In the fast-paced, high-stakes and high-pressure world of startups, financial resources are scarce. Time is of the essence. Product and business development are high priorities. Against this backdrop, legal matters may seem a nuisance and not get the attention they deserve. The reasons for this neglect vary, but often include a lack of legal knowledge, insufficient prioritization, not knowing where to turn for help and, of course, the need to control costs.

When it comes to legal matters, startups may understandably be tempted to procrastinate, take shortcuts and even bury their heads in the sand. Taking that approach, however, is dangerous and may plague a company later when it pursues financing, a sale or an IPO. At that time, the consequences of inattention and missteps may negatively impact the company’s value, the credibility of its management and an audit firm’s willingness or ability to audit its financial statements. The company may be delayed in entering into and closing transactions or may even be prevented from engaging in transactions altogether. Investors may be incredibly unhappy to learn that, following a sale of the business, they will for a period of time be required to indemnify the buyer for any losses resulting from these early-stage mistakes. And, of course, as a result of this neglect the company may find itself in the middle of protracted and expensive litigation.

These are 10 examples of early-stage legal missteps that may later come back to haunt a company:

  1. Not properly documenting investments in the company;
  2. Inadequately protecting the company’s IP and/or not taking steps to avoid infringing the IP of others;
  3. Having untrained and unsupervised personnel handle the company’s legal function;
  4. Inadequately maintaining document control and retention procedures;
  5. Not attending to governance requirements, including non-compliance with charter documents;
  6. Failing to comply with local employment laws or enter into appropriate employment agreements, offer letters and employee confidentiality and assignment of invention agreements;
  7. Not qualifying or registering in other states or overseas jurisdictions;
  8. Allowing unresolved claims to remain hanging;
  9. Failing to establish a set of form contracts, or else using form contracts without tailoring them to specific transactions; and
  10. Overlooking the need for company-friendly assignment and change of control provisions that will benefit the company in the event of a sale or IPO.

What, then, should a start-up do to avoid these missteps and their fallout? The bottom line is that the company needs to commit a minimum of time and financial resources to its legal needs and to efficiently and effectively use those resources.
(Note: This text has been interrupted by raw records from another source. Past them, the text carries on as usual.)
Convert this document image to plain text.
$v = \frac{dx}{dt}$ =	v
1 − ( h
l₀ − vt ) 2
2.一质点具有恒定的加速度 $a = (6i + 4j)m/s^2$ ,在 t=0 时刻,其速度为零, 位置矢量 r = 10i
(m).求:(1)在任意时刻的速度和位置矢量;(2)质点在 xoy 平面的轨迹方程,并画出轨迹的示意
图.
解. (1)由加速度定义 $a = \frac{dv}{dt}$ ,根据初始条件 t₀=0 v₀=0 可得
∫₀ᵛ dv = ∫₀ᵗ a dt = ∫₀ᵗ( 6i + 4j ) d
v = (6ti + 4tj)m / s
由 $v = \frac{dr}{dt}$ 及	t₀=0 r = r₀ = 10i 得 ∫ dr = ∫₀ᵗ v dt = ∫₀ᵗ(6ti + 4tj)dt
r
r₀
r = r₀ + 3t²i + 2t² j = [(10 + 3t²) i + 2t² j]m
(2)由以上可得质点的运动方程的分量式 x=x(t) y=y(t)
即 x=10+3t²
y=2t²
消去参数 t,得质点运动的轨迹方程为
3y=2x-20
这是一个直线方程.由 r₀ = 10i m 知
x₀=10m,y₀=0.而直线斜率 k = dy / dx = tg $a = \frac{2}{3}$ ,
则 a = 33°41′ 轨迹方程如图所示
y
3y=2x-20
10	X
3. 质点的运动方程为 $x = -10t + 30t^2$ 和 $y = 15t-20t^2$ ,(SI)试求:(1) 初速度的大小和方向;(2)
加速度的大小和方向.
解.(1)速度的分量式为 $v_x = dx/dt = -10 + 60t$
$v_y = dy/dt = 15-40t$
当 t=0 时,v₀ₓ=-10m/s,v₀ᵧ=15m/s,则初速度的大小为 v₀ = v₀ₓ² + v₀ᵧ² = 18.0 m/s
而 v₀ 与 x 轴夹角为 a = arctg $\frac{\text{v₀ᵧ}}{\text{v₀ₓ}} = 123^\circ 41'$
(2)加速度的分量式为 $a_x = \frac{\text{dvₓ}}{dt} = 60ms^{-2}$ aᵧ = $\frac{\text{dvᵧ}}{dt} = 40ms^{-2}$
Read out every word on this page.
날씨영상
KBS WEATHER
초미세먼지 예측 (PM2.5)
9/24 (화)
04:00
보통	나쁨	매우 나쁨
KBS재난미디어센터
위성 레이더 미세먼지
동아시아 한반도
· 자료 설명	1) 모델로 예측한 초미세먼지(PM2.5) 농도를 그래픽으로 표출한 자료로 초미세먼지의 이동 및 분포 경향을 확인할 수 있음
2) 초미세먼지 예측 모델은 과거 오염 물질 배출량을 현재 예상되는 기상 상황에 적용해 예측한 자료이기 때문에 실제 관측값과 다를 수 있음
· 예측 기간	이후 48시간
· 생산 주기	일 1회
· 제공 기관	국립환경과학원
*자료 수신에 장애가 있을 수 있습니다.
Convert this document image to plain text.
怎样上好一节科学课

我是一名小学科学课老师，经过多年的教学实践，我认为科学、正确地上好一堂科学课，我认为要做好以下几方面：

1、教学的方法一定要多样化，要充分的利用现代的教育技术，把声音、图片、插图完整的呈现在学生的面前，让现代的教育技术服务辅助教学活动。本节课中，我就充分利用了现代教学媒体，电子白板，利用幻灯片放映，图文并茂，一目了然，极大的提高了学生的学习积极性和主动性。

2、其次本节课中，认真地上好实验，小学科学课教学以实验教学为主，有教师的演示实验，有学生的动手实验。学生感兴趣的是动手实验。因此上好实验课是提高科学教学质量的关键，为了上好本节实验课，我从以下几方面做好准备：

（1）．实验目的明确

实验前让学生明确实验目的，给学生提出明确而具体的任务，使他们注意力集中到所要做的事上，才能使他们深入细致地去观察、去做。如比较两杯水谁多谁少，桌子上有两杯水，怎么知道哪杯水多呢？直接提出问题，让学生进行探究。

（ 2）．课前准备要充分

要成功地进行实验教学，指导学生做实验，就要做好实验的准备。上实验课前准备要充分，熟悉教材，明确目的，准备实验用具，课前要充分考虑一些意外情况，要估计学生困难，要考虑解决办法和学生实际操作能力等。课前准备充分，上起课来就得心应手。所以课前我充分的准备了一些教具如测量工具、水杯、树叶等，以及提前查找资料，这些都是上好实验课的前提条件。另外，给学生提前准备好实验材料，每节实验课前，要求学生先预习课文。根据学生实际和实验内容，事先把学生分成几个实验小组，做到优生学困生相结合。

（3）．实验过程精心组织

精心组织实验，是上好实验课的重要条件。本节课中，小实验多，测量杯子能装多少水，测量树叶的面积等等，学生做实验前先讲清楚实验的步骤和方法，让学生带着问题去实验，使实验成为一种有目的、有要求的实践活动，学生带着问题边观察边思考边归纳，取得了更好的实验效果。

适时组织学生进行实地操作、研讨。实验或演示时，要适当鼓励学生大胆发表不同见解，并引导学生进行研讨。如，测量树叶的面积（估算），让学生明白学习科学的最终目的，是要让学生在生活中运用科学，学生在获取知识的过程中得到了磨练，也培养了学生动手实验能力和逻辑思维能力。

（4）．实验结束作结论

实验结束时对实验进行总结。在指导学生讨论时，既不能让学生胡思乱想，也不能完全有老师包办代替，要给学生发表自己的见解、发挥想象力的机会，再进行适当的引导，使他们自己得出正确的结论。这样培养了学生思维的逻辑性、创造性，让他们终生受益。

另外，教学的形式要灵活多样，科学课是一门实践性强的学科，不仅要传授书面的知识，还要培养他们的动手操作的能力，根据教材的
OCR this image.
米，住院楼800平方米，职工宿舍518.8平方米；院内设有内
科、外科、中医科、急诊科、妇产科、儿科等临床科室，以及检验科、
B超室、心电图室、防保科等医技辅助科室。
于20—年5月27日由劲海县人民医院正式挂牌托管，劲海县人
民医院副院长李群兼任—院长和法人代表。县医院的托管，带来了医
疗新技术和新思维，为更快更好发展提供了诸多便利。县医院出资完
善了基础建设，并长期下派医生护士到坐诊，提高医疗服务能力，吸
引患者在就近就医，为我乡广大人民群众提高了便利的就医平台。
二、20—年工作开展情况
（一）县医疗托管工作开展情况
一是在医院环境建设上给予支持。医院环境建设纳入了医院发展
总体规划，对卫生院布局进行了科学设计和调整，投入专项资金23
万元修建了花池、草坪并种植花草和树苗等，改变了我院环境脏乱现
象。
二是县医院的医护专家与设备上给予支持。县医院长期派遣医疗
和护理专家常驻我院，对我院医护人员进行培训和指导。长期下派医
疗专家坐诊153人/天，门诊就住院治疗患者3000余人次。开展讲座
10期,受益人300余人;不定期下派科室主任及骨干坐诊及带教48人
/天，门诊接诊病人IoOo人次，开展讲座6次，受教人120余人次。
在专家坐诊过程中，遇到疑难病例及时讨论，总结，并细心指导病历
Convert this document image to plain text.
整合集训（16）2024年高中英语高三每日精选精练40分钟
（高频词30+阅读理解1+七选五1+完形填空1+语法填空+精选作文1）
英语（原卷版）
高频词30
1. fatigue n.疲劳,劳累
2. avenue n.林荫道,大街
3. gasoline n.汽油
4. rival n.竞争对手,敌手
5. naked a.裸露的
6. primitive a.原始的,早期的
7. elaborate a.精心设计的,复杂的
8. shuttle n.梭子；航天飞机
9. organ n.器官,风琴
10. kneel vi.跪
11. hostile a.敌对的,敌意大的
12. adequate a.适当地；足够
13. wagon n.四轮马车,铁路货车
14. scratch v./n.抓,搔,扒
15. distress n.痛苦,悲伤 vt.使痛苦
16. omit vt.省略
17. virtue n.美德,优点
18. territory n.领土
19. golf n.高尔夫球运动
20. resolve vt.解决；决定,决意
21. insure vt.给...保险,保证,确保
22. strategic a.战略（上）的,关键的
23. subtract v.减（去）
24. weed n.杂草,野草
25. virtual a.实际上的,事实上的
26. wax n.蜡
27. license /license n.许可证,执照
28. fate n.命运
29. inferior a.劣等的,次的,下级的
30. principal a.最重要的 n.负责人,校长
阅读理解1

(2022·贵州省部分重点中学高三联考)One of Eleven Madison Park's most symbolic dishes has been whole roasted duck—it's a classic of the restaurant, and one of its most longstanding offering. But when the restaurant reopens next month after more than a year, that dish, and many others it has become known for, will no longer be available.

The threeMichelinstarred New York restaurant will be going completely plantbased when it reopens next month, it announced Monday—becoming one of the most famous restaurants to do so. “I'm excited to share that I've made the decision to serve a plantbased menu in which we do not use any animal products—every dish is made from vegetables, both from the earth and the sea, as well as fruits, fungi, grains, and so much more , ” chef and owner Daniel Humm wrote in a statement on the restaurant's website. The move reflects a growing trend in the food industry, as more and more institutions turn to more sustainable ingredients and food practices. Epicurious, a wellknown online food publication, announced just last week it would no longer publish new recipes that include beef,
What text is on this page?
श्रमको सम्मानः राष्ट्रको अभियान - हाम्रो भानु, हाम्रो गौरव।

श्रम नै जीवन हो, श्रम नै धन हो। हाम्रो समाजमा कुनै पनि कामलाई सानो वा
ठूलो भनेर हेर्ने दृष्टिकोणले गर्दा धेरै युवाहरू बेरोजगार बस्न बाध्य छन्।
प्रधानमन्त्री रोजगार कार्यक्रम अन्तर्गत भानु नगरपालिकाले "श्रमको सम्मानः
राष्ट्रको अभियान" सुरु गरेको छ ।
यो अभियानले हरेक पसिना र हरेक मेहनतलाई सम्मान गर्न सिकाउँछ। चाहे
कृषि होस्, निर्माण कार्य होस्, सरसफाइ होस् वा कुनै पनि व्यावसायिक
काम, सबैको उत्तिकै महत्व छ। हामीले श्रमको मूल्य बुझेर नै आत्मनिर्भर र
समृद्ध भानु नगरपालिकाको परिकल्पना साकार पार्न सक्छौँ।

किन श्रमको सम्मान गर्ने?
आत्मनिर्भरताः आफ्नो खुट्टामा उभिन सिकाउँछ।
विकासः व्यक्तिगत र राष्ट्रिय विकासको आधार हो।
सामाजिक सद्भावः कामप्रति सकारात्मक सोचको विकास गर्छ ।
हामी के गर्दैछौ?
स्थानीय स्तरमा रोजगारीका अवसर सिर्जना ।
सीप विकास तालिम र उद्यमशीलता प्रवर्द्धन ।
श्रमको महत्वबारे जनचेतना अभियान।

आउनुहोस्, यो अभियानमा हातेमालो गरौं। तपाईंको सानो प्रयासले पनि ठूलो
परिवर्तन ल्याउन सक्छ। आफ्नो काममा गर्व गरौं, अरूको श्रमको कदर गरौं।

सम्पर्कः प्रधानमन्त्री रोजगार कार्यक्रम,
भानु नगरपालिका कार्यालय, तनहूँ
  • A company’s efforts may include hiring skilled internal personnel and/or partnering with outside counsel.
  • Outside counsel should be chosen carefully and should have experience working with companies from inception through later stages of the business life cycle; a broad range of subject matter expertise; knowledge of the relevant industry and of applicable law; and, ideally, a presence or relationships in jurisdictions in which the company’s business has or is likely to have substantial operations.
  • Working with one or a limited number of outside firms will eliminate the burden of managing a large number of firms, facilitate consistent and coordinated legal representation across practice areas and geographies, and provide counsel with an in-depth and comprehensive understanding of the company’s business and legal needs.

As startup activity continues to grow in markets across the world, so will the tension between these companies’ business and legal needs. By prioritizing and addressing their early legal needs, startups will best position themselves to avoid costly, undesirable and even embarrassing consequences down the road.